Je me redressai pour observer autour de moi, mes mains enfoncées dans le sommier. Le lit était immense, recouvert de draps blancs. La tête de lit était capitonnée en cuir de couleur bleu roi. Des liserés dorés en faisaient le tour, et de gros oreillers sur lesquels j'avais envie de m'étendre encore de nombreuses heures, étaient disposés çà et là. Je repoussai les draps et posai un pied sur le parquet noble et exotique. Tiens, il m'évoquait celui de chez Timothy.

Timothy !!

La soirée d'hier me revint en mémoire, morcelée. J'avais des bribes de souvenirs sans arriver à relier le tout en une frise chronologique. Cependant, je me rappelais avoir bu quelques verres en compagnie d'Andy. Je me revis dans la voiture de Timothy, passablement furieux.

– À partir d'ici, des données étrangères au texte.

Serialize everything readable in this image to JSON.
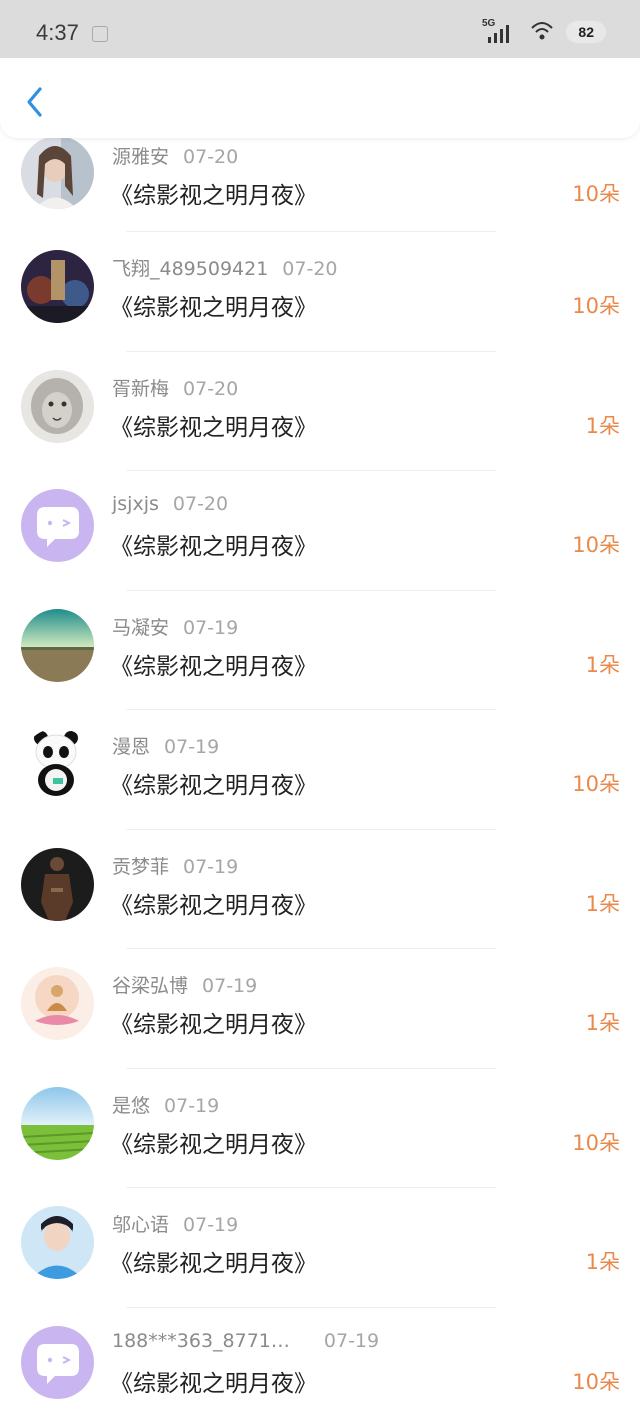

Il me criait dessus sans que je parvienne à me remémorer ses paroles. Puis le coup de frein, et le trou noir.

Je me frottai les yeux et me levai pour faire le tour de la chambre. Il était 14 heures, et j'étais en jean et en t-shirt. J'avais atterri chez lui et je me sentais humilié. Je m'étais conduit tel un gamin, et il avait dû supporter mon état d'ébriété. Je n'avais aucun souvenir de ce que j'avais pu débiter comme stupidités. Je n'avais que ma honte et mes regrets.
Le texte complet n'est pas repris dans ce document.